Training Neural Networks with Keras

Goals:

Intro: train a neural network with tensorflow and the Keras layers

Dataset:

Digits: 10 class handwritten digits
http://scikit-learn.org/stable/modules/generated/sklearn.datasets.load_digits.html#sklearn.datasets.load_digits



In [ ]:

    
%matplotlib inline 
# display figures in the notebook
import matplotlib.pyplot as plt
import numpy as np
from sklearn.datasets import load_digits

digits = load_digits()



In [ ]:

    
sample_index = 45
plt.figure(figsize=(3, 3))
plt.imshow(digits.images[sample_index], cmap=plt.cm.gray_r,
           interpolation='nearest')
plt.title("image label: %d" % digits.target[sample_index]);

Train / Test Split

Let's keep some held-out data to be able to measure the generalization performance of our model.



In [ ]:

    
from sklearn.model_selection import train_test_split


data = np.asarray(digits.data, dtype='float32')
target = np.asarray(digits.target, dtype='int32')

X_train, X_test, y_train, y_test = train_test_split(
    data, target, test_size=0.15, random_state=37)

Preprocessing of the Input Data

Make sure that all input variables are approximately on the same scale via input normalization:



In [ ]:

    
from sklearn import preprocessing


# mean = 0 ; standard deviation = 1.0
scaler = preprocessing.StandardScaler()
X_train = scaler.fit_transform(X_train)
X_test = scaler.transform(X_test)

# print(scaler.mean_)
# print(scaler.scale_)

Let's display the one of the transformed sample (after feature standardization):



In [ ]:

    
sample_index = 45
plt.figure(figsize=(3, 3))
plt.imshow(X_train[sample_index].reshape(8, 8),
           cmap=plt.cm.gray_r, interpolation='nearest')
plt.title("transformed sample\n(standardization)");

The scaler objects makes it possible to recover the original sample:



In [ ]:

    
plt.figure(figsize=(3, 3))
plt.imshow(scaler.inverse_transform(X_train[sample_index]).reshape(8, 8),
           cmap=plt.cm.gray_r, interpolation='nearest')
plt.title("original sample");



In [ ]:

    
print(X_train.shape, y_train.shape)



In [ ]:

    
print(X_test.shape, y_test.shape)

Preprocessing of the Target Data

To train a first neural network we also need to turn the target variable into a vector "one-hot-encoding" representation.
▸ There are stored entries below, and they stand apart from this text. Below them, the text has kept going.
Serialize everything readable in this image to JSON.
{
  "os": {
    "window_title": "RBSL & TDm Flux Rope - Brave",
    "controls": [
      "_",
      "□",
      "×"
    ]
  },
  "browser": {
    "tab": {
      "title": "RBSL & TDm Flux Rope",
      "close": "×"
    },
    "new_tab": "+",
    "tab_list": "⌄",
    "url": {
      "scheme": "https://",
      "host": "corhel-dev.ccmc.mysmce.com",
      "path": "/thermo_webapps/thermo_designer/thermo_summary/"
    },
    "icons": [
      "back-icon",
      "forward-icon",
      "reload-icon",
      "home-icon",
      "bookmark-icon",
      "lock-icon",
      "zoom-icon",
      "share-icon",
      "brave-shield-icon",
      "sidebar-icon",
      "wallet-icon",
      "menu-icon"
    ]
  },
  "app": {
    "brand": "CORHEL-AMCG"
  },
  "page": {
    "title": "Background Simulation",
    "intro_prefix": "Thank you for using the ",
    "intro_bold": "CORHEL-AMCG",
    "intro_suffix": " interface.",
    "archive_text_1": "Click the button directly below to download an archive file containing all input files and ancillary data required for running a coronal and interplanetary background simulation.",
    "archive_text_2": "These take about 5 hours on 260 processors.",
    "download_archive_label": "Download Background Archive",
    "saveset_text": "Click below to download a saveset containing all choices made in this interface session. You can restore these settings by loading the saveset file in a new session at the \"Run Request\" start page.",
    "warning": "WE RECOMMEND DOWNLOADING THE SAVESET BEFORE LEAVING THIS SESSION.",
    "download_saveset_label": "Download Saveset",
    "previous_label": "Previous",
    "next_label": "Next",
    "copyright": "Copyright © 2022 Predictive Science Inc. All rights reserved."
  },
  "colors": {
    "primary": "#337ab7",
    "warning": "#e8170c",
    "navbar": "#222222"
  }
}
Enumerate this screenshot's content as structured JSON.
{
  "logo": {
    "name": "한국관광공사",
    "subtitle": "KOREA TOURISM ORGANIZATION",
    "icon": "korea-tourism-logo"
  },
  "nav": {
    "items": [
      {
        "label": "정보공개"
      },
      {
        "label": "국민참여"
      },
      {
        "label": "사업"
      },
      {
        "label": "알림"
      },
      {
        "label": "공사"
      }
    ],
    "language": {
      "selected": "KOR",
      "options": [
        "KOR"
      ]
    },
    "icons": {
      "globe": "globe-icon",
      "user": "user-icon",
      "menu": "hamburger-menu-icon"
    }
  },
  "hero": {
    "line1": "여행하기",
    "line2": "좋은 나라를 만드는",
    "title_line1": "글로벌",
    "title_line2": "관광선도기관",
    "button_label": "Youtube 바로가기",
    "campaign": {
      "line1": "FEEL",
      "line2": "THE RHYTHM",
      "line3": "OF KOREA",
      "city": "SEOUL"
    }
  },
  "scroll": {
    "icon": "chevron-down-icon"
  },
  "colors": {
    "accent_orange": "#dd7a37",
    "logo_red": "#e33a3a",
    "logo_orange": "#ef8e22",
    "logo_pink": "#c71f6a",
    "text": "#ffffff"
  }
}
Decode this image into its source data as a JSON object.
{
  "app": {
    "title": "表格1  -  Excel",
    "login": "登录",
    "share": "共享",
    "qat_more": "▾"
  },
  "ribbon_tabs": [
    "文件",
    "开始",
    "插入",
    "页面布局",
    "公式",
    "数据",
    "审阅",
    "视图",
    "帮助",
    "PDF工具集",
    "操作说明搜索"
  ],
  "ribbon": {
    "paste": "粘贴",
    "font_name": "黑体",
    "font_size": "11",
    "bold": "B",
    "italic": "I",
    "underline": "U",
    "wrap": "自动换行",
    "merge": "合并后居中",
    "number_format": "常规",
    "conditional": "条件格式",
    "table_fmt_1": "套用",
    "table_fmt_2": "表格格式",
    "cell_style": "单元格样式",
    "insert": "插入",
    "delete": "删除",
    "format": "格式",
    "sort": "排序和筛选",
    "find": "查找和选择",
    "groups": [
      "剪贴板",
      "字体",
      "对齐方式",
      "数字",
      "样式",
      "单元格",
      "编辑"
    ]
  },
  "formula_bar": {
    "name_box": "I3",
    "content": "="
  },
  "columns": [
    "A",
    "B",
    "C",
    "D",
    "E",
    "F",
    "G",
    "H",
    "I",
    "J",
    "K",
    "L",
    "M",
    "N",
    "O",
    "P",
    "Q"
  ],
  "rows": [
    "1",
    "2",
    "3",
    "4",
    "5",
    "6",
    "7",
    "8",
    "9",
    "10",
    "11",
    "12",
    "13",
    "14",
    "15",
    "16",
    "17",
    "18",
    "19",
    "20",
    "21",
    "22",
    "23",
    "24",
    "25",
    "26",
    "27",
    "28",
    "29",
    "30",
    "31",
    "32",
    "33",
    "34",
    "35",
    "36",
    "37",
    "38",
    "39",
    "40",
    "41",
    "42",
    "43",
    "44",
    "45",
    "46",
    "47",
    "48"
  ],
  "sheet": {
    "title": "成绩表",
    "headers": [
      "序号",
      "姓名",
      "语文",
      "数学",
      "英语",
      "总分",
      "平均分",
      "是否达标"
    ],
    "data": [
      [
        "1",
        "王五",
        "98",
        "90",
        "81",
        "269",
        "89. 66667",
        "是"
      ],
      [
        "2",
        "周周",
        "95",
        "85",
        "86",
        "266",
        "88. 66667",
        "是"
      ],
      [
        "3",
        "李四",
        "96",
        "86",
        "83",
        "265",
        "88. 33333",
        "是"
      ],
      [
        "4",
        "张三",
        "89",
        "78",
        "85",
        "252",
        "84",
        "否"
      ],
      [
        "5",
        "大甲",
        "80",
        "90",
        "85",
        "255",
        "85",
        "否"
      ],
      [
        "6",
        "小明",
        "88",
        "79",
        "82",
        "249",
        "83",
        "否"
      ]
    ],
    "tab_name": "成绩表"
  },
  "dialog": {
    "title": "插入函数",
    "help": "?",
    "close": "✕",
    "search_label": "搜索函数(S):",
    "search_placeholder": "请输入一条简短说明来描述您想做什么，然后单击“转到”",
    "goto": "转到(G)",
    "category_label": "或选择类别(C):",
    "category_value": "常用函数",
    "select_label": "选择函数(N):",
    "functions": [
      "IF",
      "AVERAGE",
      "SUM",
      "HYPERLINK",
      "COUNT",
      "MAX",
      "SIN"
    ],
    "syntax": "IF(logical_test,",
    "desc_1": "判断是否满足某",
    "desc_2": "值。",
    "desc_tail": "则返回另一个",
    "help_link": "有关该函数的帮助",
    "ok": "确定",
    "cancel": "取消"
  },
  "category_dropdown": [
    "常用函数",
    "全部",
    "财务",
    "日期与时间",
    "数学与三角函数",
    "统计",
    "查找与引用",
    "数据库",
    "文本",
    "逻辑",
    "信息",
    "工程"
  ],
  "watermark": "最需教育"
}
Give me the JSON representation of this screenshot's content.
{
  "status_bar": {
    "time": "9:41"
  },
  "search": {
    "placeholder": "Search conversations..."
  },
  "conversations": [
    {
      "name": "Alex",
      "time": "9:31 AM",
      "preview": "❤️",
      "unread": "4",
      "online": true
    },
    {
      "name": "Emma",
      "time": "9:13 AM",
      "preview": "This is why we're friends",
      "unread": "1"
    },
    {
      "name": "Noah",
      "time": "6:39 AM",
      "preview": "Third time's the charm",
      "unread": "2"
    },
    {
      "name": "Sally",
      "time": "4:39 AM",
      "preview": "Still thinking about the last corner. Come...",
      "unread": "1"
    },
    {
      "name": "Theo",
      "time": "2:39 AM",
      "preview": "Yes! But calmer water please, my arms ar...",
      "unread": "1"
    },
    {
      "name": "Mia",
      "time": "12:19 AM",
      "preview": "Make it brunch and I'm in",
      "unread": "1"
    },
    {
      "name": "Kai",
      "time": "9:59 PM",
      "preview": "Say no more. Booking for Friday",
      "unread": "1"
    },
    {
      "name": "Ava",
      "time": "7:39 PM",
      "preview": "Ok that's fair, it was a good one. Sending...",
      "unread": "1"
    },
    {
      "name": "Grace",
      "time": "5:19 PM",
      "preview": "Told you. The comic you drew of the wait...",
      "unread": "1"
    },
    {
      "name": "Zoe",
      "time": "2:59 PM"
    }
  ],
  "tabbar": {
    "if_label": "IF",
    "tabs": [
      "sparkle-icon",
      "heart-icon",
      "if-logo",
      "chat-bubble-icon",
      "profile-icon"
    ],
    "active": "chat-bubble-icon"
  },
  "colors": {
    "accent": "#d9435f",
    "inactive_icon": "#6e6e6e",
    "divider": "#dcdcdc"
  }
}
Here are the labels of the first samples in the training set encoded as integers:



In [ ]:

    
y_train[:3]

Keras provides a utility function to convert integer-encoded categorical variables as one-hot encoded values:



In [ ]:

    
from tensorflow.keras.utils import to_categorical

Y_train = to_categorical(y_train)
Y_train[:3]

Feed Forward Neural Networks with Keras

Objectives of this section:

Build and train a first feedforward network using Keras
- https://www.tensorflow.org/guide/keras/overview
Experiment with different optimizers, activations, size of layers, initializations

A First Keras Model

We can now build an train a our first feed forward neural network using the high level API from keras:

first we define the model by stacking layers with the right dimensions
then we define a loss function and plug the SGD optimizer
then we feed the model the training data for fixed number of epochs



In [ ]:

    
from tensorflow.keras.models import Sequential
from tensorflow.keras.layers import Dense, Activation
from tensorflow.keras import optimizers

input_dim = X_train.shape[1]
hidden_dim = 100
output_dim = 10

model = Sequential()
model.add(Dense(hidden_dim, input_dim=input_dim, activation="tanh"))
model.add(Dense(output_dim, activation="softmax"))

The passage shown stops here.